The hospitals that choose Options 2 and 3 undergo a limited announced survey. The survey is approximately one third the length of the full survey. In Option 2, the surveyors leave a written report of the findings with the hospital. However, in Option 3 there is no written report and the findings are delivered orally. In Option 2, the surveyors will review any required MOS during the full survey. However, in Option 3 there is no review of MOS data during the full survey.

The accreditation decision of the hospital is not affected by the results of its PPR. There will be an effect on the accreditation decisio­n if a PPR is not submitted within 30 days of the due date or if through the PPR process an immediate threat to life situation is identified and a special survey is required.

Tracer Methodology

Tracer methodology is another important component of The Joint Commission accreditation process. During the on-site survey, it is used to evaluate an organization’s compliance with the standards. In tracers the surveyor follows a patient through his or her care experience while at the hospital. It is used to assess the hospital’s compliance with the applicable standards and its systems of providing care and services. It includes a review of patient records, interviewing the staff, and evaluating policies and procedures.
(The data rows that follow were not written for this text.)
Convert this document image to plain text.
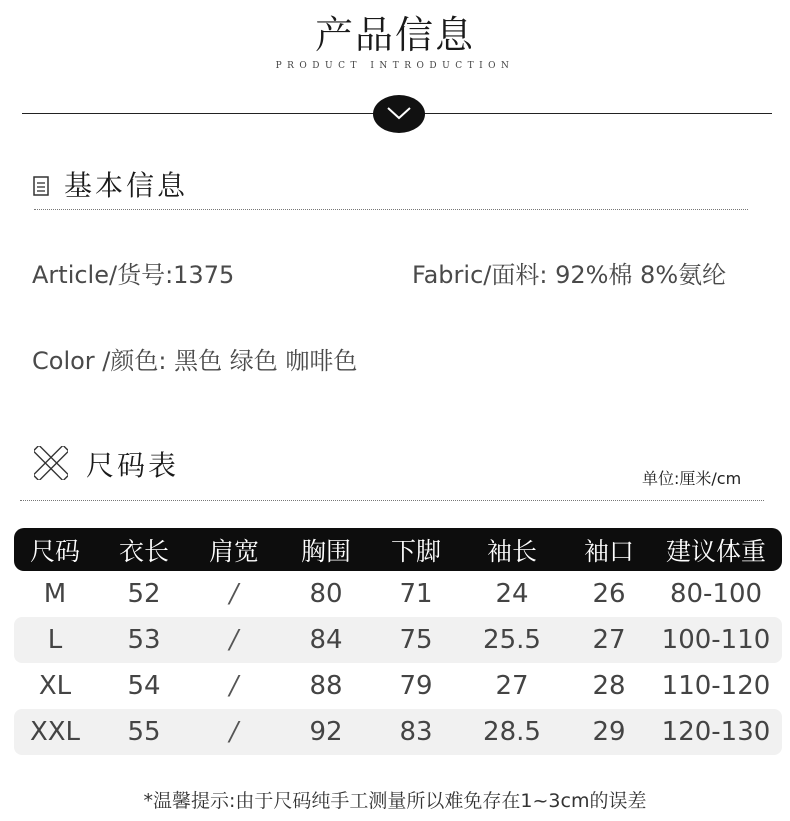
产品信息
PRODUCT INTRODUCTION
基本信息
Article/货号:1375	Fabric/面料: 92%棉 8%氨纶
Color /颜色: 黑色 绿色 咖啡色
尺码表	单位:厘米/cm
尺码	衣长	肩宽	胸围	下脚	袖长	袖口	建议体重
M	52	/	80	71	24	26	80-100
L	53	/	84	75	25.5	27	100-110
XL	54	/	88	79	27	28	110-120
XXL	55	/	92	83	28.5	29	120-130
*温馨提示:由于尺码纯手工测量所以难免存在1~3cm的误差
The number of tracers completed depends on the length of the survey and the size of the hospital. There are about 11 to 14 tracers during a 3-to-5-day hospital survey with a team of three surveyors. Each tracer usually lasts about 2 to 3 hours.

Example of a Tracer

In the care of a cardiology patient at the hospital, the surveyor will trace the path the patient takes as he or she enters the hospital through the emergency department. The emergency department staff may be asked about fire prevention, use of the fire alarm box, how they report a fire, or what they will do in case of a fire. The surveyor might also ask to see the room where the patient was treated and note identifying numbers on the ECG monitor in the room. Later, the surveyor could ask to see the maintenance records for the ECG monitor. The surveyor might evaluate the staff’s knowledge about the emergency shutoff of gases. An infusion pump in the coronary care unit (CCU) where the patient stayed might prompt the surveyor to ask the nurse in the CCU to demonstrate how this infusion pump will not free flow. The physiological monitoring system used on the patient may prompt the surveyor to ask the nurse, “Can you hear all the clinical alarms in this area?” or “Can you hear all the clinical alarms when the patient room door is closed?” During the course of the tracer an ECG technician might say that when he or she plugged in the ECG machine for taking the patient’s ECG in CCU it sparked. This may lead the surveyor to focus on how well the staff implements the medical equipment management plan, and may ask about the acquisition/selection procedures, maintenance records, and equipment replacement procedures.